Cobri o submersível Titan anos antes de sua implosão, entrevistei Rush diversas vezes antes do desastre e também contribuí para a cobertura da Outside USA quando o submersível desapareceu. Por isso, assisti ao filme com atenção redobrada, curioso para ver se ele traria novas luzes sobre o incidente.
O documentário expõe os esforços de Rush para silenciar seus críticos. Também revela como, por anos, ficou claro que o sub nunca teve capacidade de realizar, com segurança, repetidas viagens até o Titanic — e como Rush se mostrou determinado a ignorar todos os alertas. Com imagens e entrevistas de tirar o fôlego, o filme mostra que ele estava disposto a arriscar vidas — inclusive a sua própria — para transformar a OceanGate na SpaceX dos mares.
Lançado quase exatamente dois anos após o desaparecimento do Titan, o documentário revela decisões inacreditáveis que levaram à trágica jornada — um desastre que continua a cativar o mundo mesmo anos depois.

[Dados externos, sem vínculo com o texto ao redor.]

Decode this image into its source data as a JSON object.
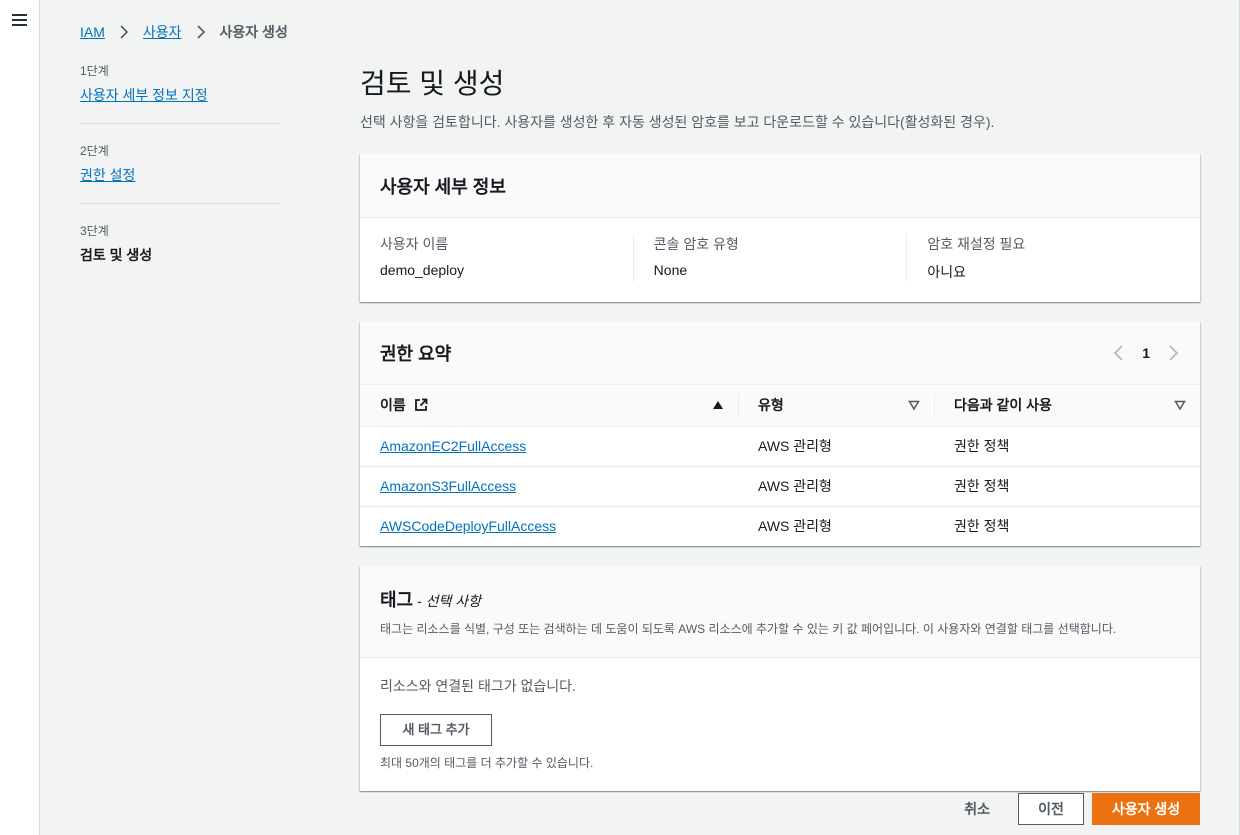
{
  "breadcrumb": {
    "iam": "IAM",
    "users": "사용자",
    "current": "사용자 생성"
  },
  "steps": [
    {
      "num": "1단계",
      "label": "사용자 세부 정보 지정"
    },
    {
      "num": "2단계",
      "label": "권한 설정"
    },
    {
      "num": "3단계",
      "label": "검토 및 생성"
    }
  ],
  "page": {
    "title": "검토 및 생성",
    "description": "선택 사항을 검토합니다. 사용자를 생성한 후 자동 생성된 암호를 보고 다운로드할 수 있습니다(활성화된 경우)."
  },
  "user_details": {
    "title": "사용자 세부 정보",
    "fields": [
      {
        "label": "사용자 이름",
        "value": "demo_deploy"
      },
      {
        "label": "콘솔 암호 유형",
        "value": "None"
      },
      {
        "label": "암호 재설정 필요",
        "value": "아니요"
      }
    ]
  },
  "permissions": {
    "title": "권한 요약",
    "page": "1",
    "headers": {
      "name": "이름",
      "type": "유형",
      "used_as": "다음과 같이 사용"
    },
    "rows": [
      {
        "name": "AmazonEC2FullAccess",
        "type": "AWS 관리형",
        "used_as": "권한 정책"
      },
      {
        "name": "AmazonS3FullAccess",
        "type": "AWS 관리형",
        "used_as": "권한 정책"
      },
      {
        "name": "AWSCodeDeployFullAccess",
        "type": "AWS 관리형",
        "used_as": "권한 정책"
      }
    ]
  },
  "tags": {
    "title": "태그",
    "optional": " - 선택 사항",
    "description": "태그는 리소스를 식별, 구성 또는 검색하는 데 도움이 되도록 AWS 리소스에 추가할 수 있는 키 값 페어입니다. 이 사용자와 연결할 태그를 선택합니다.",
    "none": "리소스와 연결된 태그가 없습니다.",
    "add_button": "새 태그 추가",
    "hint": "최대 50개의 태그를 더 추가할 수 있습니다."
  },
  "footer": {
    "cancel": "취소",
    "previous": "이전",
    "create": "사용자 생성"
  },
  "colors": {
    "accent": "#ec7211",
    "link": "#0073bb"
  }
}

Desprezo escancarado pela segurança e arrogância levaram à tragédia
O documentário revela como o “pecado original” de Rush também foi seu erro fatal: construir o casco do Titan com fibra de carbono para economizar dinheiro. A fibra de carbono é formada por longas cadeias de carbono torcidas como fios, depois cobertas com cola ou resina. Ela tem uma ótima relação entre resistência e peso, o que tornava o submersível mais leve e compacto do que modelos tradicionais. Isso barateava o transporte — um ponto essencial nos planos comerciais de Rush.
Logo no início do filme, Bonnie Carl, contadora da OceanGate, revela que Rush sonhava em se tornar um “grandalhão que mudaria o mundo”, comparável a Jeff Bezos ou Elon Musk.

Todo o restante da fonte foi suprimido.